Situation
Huntsville Hospital, in Huntsville, Alabama, was having an issue with generating a high response rate to its patient satisfaction written survey in their emergency rooms. The other issue the facility was dealing with was the internal cost of doing its own written survey. Staff would have to print, hand out and then produce the results of the written survey each month. Frustration was building because the effort being put in by employees was not giving the organization the results they needed.
Action
Huntsville Hospital partnered with The Jackson Group, Inc. in Hickory, NC to do surveying in its emergency rooms. Point of discharge surveying was decided upon as the way in which to maximize participation in the survey process. The "point of discharge" process involves getting patients' feedback to the survey before they exit the emergency room. After some success with a touch-screen kiosk in the lobby, the hospital decided that they could do better with several self-entry devices stationed by discharge personnel.
Results
The self-entry units were stationed with the discharge personnel in December 2001. The initial response to the survey was 302 respondents. As the months progressed, the emergency room started to generate greater response to the survey. In March 2002 they crossed the 1,000 patients in a month mark with 1,257 patients participating in the survey process. The facility still believed they could do better. They continued to prove it by generating 2,102 patient responses in April of the same year.
The increases in responses were due to increased accountability in the emergency departments. Huntsville Hospital asked patients who their physician was, what day of the week they were a patient and what time they were treated in the facility. The results of the survey were tied into the physician compensation package. Physicians were required to mention to each of their patients that they needed to participate in a satisfaction survey before exiting the facility. The accountability was also on the discharge personnel even more than before as the facility was able to tell what employees were not asking patients to take the survey. These breakouts did not only serve the purpose of making sure everyone was collecting patient responses to the survey, but also as a tool to track satisfaction of patients by physician, by day of the week and by shift.
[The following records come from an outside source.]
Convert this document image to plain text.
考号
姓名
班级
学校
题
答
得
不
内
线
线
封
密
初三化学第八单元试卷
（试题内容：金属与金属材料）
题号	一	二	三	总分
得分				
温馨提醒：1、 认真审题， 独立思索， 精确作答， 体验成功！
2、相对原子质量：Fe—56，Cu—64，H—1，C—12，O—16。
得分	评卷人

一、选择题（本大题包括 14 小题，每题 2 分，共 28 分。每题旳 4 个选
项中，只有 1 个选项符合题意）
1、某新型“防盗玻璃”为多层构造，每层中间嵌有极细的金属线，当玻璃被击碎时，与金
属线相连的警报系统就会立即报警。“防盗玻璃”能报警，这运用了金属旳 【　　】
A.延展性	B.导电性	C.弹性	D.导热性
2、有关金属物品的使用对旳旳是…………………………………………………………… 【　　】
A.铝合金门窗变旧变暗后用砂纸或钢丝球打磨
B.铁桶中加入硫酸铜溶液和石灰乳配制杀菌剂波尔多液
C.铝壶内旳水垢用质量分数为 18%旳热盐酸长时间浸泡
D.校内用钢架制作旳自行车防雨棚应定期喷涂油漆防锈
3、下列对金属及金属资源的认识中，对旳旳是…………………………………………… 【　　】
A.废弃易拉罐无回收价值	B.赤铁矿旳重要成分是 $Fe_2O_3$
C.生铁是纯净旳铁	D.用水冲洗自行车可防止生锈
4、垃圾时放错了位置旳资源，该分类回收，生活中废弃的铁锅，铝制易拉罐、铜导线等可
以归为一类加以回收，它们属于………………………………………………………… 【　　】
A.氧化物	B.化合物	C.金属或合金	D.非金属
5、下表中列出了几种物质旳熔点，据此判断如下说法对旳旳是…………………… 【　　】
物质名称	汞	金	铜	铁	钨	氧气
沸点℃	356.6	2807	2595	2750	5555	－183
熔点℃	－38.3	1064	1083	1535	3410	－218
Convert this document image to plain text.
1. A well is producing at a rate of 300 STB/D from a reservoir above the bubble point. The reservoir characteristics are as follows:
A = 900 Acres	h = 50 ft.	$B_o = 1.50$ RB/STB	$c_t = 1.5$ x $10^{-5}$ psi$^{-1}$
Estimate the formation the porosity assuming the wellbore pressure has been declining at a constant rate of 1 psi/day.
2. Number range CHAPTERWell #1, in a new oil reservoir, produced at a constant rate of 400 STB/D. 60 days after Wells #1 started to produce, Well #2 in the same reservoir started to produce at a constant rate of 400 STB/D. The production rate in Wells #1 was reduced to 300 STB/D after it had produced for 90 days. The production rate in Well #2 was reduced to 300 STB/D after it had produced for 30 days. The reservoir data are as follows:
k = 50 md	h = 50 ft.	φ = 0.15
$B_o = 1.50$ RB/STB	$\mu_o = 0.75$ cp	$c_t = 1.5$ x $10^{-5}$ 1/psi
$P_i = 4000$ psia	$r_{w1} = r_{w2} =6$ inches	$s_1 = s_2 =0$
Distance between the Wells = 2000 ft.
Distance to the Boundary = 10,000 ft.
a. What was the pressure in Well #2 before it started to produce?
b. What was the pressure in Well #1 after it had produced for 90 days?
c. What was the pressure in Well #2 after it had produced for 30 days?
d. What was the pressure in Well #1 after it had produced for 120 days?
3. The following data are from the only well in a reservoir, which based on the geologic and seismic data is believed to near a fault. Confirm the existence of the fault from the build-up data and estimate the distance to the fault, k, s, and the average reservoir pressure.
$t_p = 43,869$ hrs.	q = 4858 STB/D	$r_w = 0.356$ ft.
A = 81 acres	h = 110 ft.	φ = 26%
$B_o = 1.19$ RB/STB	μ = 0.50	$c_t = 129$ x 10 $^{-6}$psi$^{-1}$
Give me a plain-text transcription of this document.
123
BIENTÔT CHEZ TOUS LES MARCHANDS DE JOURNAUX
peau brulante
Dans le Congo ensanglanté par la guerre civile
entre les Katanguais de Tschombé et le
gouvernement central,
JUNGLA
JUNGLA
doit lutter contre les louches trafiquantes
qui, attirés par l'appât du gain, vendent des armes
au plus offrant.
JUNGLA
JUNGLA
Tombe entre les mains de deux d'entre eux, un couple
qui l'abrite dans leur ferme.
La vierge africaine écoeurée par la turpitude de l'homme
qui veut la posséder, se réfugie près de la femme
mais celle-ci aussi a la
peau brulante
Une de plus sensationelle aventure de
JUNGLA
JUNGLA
Huntsville Hospital has decreased the internal workload on employees as the only time requirement is that a couple staff members mention the survey to patients. There is also a less than five-minute monthly download process where the data is sent from the units over a fax line to The Jackson Group's computer bank. After the April responses, the facilities marketing department did a quick study of their cost per respondent. The cost per respondent was less than $.10 cents.